China is a longstanding friend of our country's and is itself moving away from economic development, which exacerbates the negative effects of climate change on its people. The question is: Why do our elected leaders not approach China's leaders to call on SinoHydro (a Chinese state-owned company), to accept a new repayment plan that will, for example, give it a supply monopoly that will enable it partner the Ghana Cocoa Board (COCOBOD) to manufacture own-brand chocolate products in Ghana, for China's biggest supermarket chains?

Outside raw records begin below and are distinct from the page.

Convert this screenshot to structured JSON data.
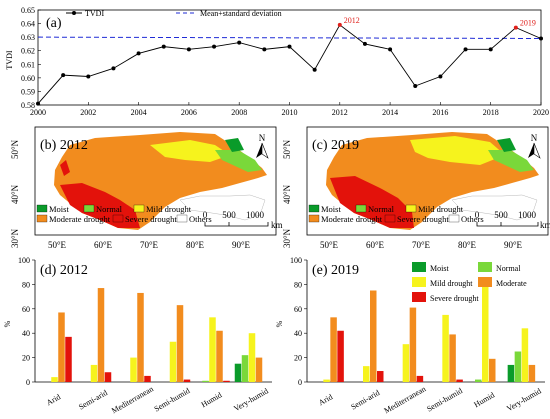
{
  "colors": {
    "tvdi_line": "#000000",
    "threshold_line": "#1f2bd6",
    "highlight": "#e0201b",
    "Moist": "#0a9b2a",
    "Normal": "#7ad83a",
    "Mild drought": "#f6f31d",
    "Moderate drought": "#f28c1e",
    "Severe drought": "#e3120b",
    "Others": "#ffffff"
  },
  "chart_data": [
    {
      "type": "line",
      "panel_label": "(a)",
      "ylabel": "TVDI",
      "xlim": [
        2000,
        2020
      ],
      "ylim": [
        0.58,
        0.65
      ],
      "xticks": [
        "2000",
        "2002",
        "2004",
        "2006",
        "2008",
        "2010",
        "2012",
        "2014",
        "2016",
        "2018",
        "2020"
      ],
      "yticks": [
        "0.58",
        "0.59",
        "0.60",
        "0.61",
        "0.62",
        "0.63",
        "0.64",
        "0.65"
      ],
      "legend": [
        "TVDI",
        "Mean+standard deviation"
      ],
      "series": [
        {
          "name": "TVDI",
          "x": [
            2000,
            2001,
            2002,
            2003,
            2004,
            2005,
            2006,
            2007,
            2008,
            2009,
            2010,
            2011,
            2012,
            2013,
            2014,
            2015,
            2016,
            2017,
            2018,
            2019,
            2020
          ],
          "values": [
            0.581,
            0.602,
            0.601,
            0.607,
            0.618,
            0.623,
            0.621,
            0.623,
            0.626,
            0.621,
            0.623,
            0.606,
            0.639,
            0.625,
            0.621,
            0.594,
            0.601,
            0.621,
            0.621,
            0.637,
            0.629
          ]
        },
        {
          "name": "Mean+standard deviation",
          "x": [
            2000,
            2020
          ],
          "values": [
            0.63,
            0.629
          ]
        }
      ],
      "annotations": [
        {
          "text": "2012",
          "x": 2012,
          "y": 0.639
        },
        {
          "text": "2019",
          "x": 2019,
          "y": 0.637
        }
      ]
    },
    {
      "type": "bar",
      "panel_label": "(d) 2012",
      "ylabel": "%",
      "ylim": [
        0,
        100
      ],
      "yticks": [
        "0",
        "20",
        "40",
        "60",
        "80",
        "100"
      ],
      "categories": [
        "Arid",
        "Semi-arid",
        "Mediterranean",
        "Semi-humid",
        "Humid",
        "Very-humid"
      ],
      "series": [
        {
          "name": "Moist",
          "values": [
            0,
            0,
            0,
            0,
            0,
            15
          ]
        },
        {
          "name": "Normal",
          "values": [
            0,
            0,
            0,
            0,
            1,
            22
          ]
        },
        {
          "name": "Mild drought",
          "values": [
            4,
            14,
            20,
            33,
            53,
            40
          ]
        },
        {
          "name": "Moderate drought",
          "values": [
            57,
            77,
            73,
            63,
            42,
            20
          ]
        },
        {
          "name": "Severe drought",
          "values": [
            37,
            8,
            5,
            2,
            1,
            0
          ]
        }
      ]
    },
    {
      "type": "bar",
      "panel_label": "(e) 2019",
      "ylabel": "%",
      "ylim": [
        0,
        100
      ],
      "yticks": [
        "0",
        "20",
        "40",
        "60",
        "80",
        "100"
      ],
      "categories": [
        "Arid",
        "Semi-arid",
        "Mediterranean",
        "Semi-humid",
        "Humid",
        "Very-humid"
      ],
      "series": [
        {
          "name": "Moist",
          "values": [
            0,
            0,
            0,
            0,
            0,
            14
          ]
        },
        {
          "name": "Normal",
          "values": [
            0,
            0,
            0,
            0,
            2,
            25
          ]
        },
        {
          "name": "Mild drought",
          "values": [
            2,
            13,
            31,
            55,
            78,
            44
          ]
        },
        {
          "name": "Moderate drought",
          "values": [
            53,
            75,
            61,
            39,
            19,
            14
          ]
        },
        {
          "name": "Severe drought",
          "values": [
            42,
            9,
            5,
            2,
            0,
            0
          ]
        }
      ],
      "legend": [
        "Moist",
        "Normal",
        "Mild drought",
        "Moderate",
        "Severe drought"
      ]
    }
  ],
  "maps": [
    {
      "panel_label": "(b) 2012",
      "lat_ticks": [
        "50°N",
        "40°N",
        "30°N"
      ],
      "lon_ticks": [
        "50°E",
        "60°E",
        "70°E",
        "80°E",
        "90°E"
      ],
      "north": "N",
      "scale_labels": [
        "0",
        "500",
        "1000",
        "km"
      ],
      "legend": [
        "Moist",
        "Normal",
        "Mild drought",
        "Moderate drought",
        "Severe drought",
        "Others"
      ]
    },
    {
      "panel_label": "(c) 2019",
      "lat_ticks": [
        "50°N",
        "40°N",
        "30°N"
      ],
      "lon_ticks": [
        "50°E",
        "60°E",
        "70°E",
        "80°E",
        "90°E"
      ],
      "north": "N",
      "scale_labels": [
        "0",
        "500",
        "1000",
        "km"
      ],
      "legend": [
        "Moist",
        "Normal",
        "Mild drought",
        "Moderate drought",
        "Severe drought",
        "Others"
      ]
    }
  ]
}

With all the endless talk by our leaders, claiming that their regime is characterised by creative-thinking, why did the geniuses in their administration, who have jeopardised the well-being of present and future generations - by endangering the sources of the treated water supplied to millions in the southern half of Ghana - not think of other creative ways that could have provided SinoHydro with infrastructure pojects that would have still given that company equally lucrative income streams from Ghana?
Would SinoHydro not have happily accepted to self-finance the expansion and modernisation of Ghana's infrastructure - such as building concrete tolled motorways from Accra to all the regional capitals, and building modern tolled bridges across all the major rivers in Ghana, for example, in exchange for taking the revenues from them on a tax-free basis, for say 30 years as repayment? Haaba.
Since our leaders fear global opprobrium, more than anything else on the planet Earth, one's humble advice to the civil society organisations advocating for a rescinding of the decision to allow the bauxite in the Atewa Forest Reserve to be mined, by the government, is that they must move quickly to collaborate with the global activist and advocacy group, Avaaz.org, to launch a global campaign to shame SynoHydro into agreeing not to contest any termination by the government of Ghana, of the agreement with it to mine bauxite in the Atewa Forest Reserve, and turning it into a national park instead. Haaba.